6/10
What profit a man if he loseth his soul?
24 October 2007
Warning: Spoilers
This is an amusing and charming Irish fairy tale. A reporter and columnist, Steven Fitzgerald (Tyrone Power) gets lost on a visit to Ireland and finds himself at a country inn run by Nora (Ann Baxter) and her father. He bumps into a leprechaun (Cecil Calloway), forces him to offer up his pot of gold, and, thinking the little guy is some kind of fruitcake, gives it back to him. Calloway promises eternal gratitude and gives him a Spanish doubloon as a good luck piece. Power and Baxter are attracted to one another but Power has other plans in New York and takes his leave.

In New York, he's been hired at a high salary to write speeches and essays in support of a politician, Lee J. Cobb. Cobb's influential, rich, and powerful daughter (Jayne Meadows) goes with the job. But Power and Cobb have their disagreements. On top of that, a "man" shows up, claiming to have been sent by the agency, to take care of Powers' modern new apartment. He bears a suspicious resemblance to the leprechaun and is played by the same actor. Baxter shows up in New York to attend a kinsman's wedding and meets Power by accident on a crowded subway. Powers' dissatisfaction with his new responsibilities grows until he finally leaves his fiancée and his job, marries Baxter, and returns to Ireland to work.

The first half hour and the last few minutes are set in the Irish village and they're as charming as a child's fairy tale. The much longer center section is a morality tale with serious overtones, and I'm afraid it turns into a story of a man who discovers his life is empty and decides to change it radically. (Power has done this trip before, in "The Razor's Edge.") The "peasants" are pretty generic. So are the cold-hearted cosmopolites back in New York. The former all have large families, are fun loving, cheerful, a little careless about punctuality, believe in legends, know how to drink, have dances and play lots of music, and put away big meals, and don't much worry about money. This is true of all generic peasants. It doesn't matter whether they're Irish or Jewish or Italian or Polish or Greek or anything else. Zorba the Mick.

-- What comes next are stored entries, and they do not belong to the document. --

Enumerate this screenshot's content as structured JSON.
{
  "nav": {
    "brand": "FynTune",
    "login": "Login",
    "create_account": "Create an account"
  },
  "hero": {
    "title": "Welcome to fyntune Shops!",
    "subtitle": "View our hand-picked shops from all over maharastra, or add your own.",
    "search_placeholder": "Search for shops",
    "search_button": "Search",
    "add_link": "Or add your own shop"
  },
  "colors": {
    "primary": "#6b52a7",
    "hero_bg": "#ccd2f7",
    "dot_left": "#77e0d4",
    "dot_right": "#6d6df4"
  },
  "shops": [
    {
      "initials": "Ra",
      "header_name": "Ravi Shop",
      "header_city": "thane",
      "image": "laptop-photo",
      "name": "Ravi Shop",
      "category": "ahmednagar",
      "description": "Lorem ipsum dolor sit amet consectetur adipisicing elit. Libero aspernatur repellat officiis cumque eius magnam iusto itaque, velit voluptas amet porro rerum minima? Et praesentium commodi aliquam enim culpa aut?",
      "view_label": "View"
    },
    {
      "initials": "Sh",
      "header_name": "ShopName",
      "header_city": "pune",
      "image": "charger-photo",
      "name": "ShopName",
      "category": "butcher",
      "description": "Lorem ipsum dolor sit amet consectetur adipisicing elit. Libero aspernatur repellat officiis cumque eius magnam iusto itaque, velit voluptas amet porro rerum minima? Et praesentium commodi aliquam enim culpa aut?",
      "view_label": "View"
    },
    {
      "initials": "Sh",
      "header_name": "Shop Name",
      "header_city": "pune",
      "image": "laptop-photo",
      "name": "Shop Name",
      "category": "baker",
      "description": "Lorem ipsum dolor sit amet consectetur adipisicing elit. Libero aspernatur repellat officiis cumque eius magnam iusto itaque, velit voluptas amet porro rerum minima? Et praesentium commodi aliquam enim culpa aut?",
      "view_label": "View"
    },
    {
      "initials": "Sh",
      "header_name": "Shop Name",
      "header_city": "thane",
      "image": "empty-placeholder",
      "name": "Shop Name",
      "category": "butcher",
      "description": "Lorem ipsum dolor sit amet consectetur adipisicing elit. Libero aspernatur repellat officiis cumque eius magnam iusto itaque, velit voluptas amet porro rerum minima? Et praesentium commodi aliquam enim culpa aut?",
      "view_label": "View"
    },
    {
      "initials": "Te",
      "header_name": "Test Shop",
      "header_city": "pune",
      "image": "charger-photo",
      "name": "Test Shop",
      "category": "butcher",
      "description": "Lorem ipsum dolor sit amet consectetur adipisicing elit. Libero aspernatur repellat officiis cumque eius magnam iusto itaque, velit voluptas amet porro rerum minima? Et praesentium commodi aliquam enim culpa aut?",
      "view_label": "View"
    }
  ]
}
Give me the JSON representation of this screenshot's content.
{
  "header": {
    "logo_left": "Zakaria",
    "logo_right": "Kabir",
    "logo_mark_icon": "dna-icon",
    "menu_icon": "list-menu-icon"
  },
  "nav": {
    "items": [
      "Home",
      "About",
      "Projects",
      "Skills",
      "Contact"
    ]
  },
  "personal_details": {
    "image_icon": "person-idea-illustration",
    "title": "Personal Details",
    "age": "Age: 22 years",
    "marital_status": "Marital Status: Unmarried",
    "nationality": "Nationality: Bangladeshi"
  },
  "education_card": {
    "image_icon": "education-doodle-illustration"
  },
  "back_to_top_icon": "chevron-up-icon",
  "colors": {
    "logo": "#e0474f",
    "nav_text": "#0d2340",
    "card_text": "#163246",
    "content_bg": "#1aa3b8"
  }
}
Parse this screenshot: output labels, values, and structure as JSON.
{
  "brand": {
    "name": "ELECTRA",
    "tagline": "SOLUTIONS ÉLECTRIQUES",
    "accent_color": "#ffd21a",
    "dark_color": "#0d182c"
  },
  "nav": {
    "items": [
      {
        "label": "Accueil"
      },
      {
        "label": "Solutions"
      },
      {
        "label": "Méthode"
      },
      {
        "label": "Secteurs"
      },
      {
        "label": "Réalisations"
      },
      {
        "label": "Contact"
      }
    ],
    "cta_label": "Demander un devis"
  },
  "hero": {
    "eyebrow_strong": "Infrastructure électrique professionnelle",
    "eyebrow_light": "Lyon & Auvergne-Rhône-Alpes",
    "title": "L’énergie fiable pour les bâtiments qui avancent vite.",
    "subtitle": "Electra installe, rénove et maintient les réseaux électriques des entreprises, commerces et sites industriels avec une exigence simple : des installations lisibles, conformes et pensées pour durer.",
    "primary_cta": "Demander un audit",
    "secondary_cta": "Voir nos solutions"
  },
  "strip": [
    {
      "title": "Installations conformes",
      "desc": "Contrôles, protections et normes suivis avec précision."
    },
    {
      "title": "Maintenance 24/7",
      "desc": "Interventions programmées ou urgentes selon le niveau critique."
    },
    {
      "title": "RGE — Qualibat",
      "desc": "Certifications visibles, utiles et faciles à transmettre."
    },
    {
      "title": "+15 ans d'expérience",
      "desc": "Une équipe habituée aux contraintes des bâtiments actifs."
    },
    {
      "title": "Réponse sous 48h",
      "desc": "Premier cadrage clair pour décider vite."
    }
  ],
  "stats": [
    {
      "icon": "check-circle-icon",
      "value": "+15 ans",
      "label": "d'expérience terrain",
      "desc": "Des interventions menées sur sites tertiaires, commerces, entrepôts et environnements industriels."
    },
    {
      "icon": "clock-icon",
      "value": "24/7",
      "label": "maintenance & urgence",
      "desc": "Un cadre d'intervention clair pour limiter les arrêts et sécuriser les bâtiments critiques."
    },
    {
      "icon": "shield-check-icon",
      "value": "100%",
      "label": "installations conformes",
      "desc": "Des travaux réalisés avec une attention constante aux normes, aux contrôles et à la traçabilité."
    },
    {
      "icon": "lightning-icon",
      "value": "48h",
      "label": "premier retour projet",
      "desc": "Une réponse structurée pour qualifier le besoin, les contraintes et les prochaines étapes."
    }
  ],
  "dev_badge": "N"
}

But that doesn't matter much. It's still fun. There are some people in Ireland who believe that Americans have a fairy-tale view of the Auld Sod, but although H. L. Mencken argued that nobody ever went broke underestimating the intelligence of the American people, I think we're all smart enough to know a fairy tale when we see one. Why are all such Irish fantasies set in a green countryside, with stone walls, rolling hills, patches of woodland, and softly flowing brooks? Partly because so much of the country actually looks like that, and partly because the cities do not. Anyone for Belfast? Power is handsome. Baxter and Calloway all do respectable Irish accents. Rod Serling probably would have enjoyed adapting this for a Twilight Zone episode. Overall, it's quite enjoyable.